Tive a chance de traduzir esse conto agora, quase
sessenta anos depois. Claro que o reli várias vezes depois da primeira, tanto
em português quanto em inglês. Mas quando temos a incumbência de traduzir um
conto bem conhecido, vem à nossa mente uma sensação que por causa de Jorge Luís
Borges fiquei chamando “a Síndrome de Pierre Menard”. Pierre era aquele crítico
e escritor francês que tinha lido anos atrás o Dom Quixote e resolveu reescrevê-lo de memória, na esperança de
suas frases coincidissem com as de Cervantes!
Traduzindo a “Rua Morgue” agora, tirei minhas dúvidas
consultando as duas primeiras traduções de Poe que li, na adolescência: aquela
tradução de José Paulo Paes, e depois a de Oscar Mendes e Milton Amado, para a Poesia e Prosa de Poe, pela Editora
Globo. Olhei também a tradução francesa de Baudelaire, fartamente anotada e
comentada por Léon Lemonnier (Paris: Garnier, 1946).

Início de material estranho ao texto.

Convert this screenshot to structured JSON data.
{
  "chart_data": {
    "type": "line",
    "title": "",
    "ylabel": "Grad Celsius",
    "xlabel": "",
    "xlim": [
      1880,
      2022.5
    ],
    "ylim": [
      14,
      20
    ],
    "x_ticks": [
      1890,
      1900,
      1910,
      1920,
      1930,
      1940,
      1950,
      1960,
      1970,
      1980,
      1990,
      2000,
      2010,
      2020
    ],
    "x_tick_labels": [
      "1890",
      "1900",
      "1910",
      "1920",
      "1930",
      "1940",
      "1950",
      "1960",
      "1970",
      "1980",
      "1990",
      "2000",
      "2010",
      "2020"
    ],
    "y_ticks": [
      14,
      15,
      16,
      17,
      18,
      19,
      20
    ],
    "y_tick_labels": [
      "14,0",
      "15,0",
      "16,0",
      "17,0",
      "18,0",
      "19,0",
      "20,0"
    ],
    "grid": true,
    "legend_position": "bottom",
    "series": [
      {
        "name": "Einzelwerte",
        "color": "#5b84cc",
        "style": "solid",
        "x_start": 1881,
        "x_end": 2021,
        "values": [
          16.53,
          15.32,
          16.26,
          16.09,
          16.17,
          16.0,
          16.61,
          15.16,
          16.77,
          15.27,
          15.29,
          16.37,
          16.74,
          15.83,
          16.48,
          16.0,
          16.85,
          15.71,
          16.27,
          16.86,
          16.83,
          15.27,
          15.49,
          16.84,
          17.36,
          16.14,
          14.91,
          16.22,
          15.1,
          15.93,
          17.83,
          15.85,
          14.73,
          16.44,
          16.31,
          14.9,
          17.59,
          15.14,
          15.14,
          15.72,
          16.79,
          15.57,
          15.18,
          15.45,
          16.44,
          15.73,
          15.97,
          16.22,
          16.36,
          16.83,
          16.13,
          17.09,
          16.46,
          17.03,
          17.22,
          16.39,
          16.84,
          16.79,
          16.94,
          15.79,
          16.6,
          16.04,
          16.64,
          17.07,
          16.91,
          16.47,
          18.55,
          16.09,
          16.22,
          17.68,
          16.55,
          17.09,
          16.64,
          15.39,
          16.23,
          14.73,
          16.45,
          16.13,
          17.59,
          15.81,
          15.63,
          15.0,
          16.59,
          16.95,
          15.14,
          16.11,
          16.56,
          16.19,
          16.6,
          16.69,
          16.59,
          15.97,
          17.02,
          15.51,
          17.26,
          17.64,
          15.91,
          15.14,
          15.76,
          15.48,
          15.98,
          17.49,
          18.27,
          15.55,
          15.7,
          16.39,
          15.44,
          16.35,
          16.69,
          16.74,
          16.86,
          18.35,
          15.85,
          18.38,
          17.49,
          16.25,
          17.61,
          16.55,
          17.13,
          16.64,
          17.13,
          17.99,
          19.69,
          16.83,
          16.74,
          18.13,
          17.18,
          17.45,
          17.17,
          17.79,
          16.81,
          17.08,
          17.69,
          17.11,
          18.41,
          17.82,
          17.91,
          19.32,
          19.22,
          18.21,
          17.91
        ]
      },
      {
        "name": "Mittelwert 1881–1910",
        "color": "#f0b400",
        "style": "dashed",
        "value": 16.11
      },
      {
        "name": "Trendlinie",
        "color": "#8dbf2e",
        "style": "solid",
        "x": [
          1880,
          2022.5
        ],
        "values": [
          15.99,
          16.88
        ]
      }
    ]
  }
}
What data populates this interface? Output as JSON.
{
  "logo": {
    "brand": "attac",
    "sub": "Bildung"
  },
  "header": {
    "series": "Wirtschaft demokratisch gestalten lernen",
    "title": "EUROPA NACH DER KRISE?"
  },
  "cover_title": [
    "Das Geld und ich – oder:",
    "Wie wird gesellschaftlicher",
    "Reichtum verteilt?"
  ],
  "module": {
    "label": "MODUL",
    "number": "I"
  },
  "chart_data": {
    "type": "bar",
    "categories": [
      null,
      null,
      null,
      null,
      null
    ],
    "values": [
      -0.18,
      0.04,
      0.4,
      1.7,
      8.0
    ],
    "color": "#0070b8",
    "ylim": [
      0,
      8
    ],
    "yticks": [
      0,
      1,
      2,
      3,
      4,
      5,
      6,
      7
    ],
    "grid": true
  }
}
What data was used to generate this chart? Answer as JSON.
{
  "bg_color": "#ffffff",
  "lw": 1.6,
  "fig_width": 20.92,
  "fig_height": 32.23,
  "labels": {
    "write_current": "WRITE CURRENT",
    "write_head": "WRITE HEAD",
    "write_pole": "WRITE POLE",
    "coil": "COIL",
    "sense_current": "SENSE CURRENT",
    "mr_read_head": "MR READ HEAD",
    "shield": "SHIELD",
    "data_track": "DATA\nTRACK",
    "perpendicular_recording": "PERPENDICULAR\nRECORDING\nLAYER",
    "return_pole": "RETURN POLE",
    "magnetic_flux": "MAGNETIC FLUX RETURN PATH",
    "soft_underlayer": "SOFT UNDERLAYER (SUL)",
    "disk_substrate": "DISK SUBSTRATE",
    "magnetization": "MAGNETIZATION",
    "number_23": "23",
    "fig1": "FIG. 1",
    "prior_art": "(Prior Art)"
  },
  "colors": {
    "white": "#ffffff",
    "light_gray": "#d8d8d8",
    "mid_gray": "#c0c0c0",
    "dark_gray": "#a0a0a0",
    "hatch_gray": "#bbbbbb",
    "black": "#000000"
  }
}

Anotei alguns detalhes que me chamaram a atenção.
1)
Poe faz, no trecho inicial do conto, uma breve
dissertação sobre o pensamento analítico, e diz a certa altura:
The faculty of
re-solution is possibly much invigorated by mathematical study, and especially
by that highest branch of it which, unjustly, and merely on account of its
retrograde operations, has been called, as if par excellence, analysis.
Traduzi assim:
Esse talento para a re-solução pode ser muito fortalecido pelo estudo
da Matemática, especialmente aquele seu ramo mais elevado que injustamente, e
somente por conta de suas operações retroativas, tem sido denominada de
“análise” par excellence.
Poe destaca o prefixo em “re-solution” e nesses casos acho
que convém fazer o mesmo, chamando a atenção para o mesmo detalhe. (JPP traduz:
“A faculdade de resolver”; OM-MA: “Essa faculdade de resolução”, com itálico).
Em todo caso, o ponto principal nesse trecho está quando
o autor se refere às “retrograde
operations” da análise. OM-MA traduzem como “operações retrógradas”, quando
me parece mais esclarecedor usar “retroativas”.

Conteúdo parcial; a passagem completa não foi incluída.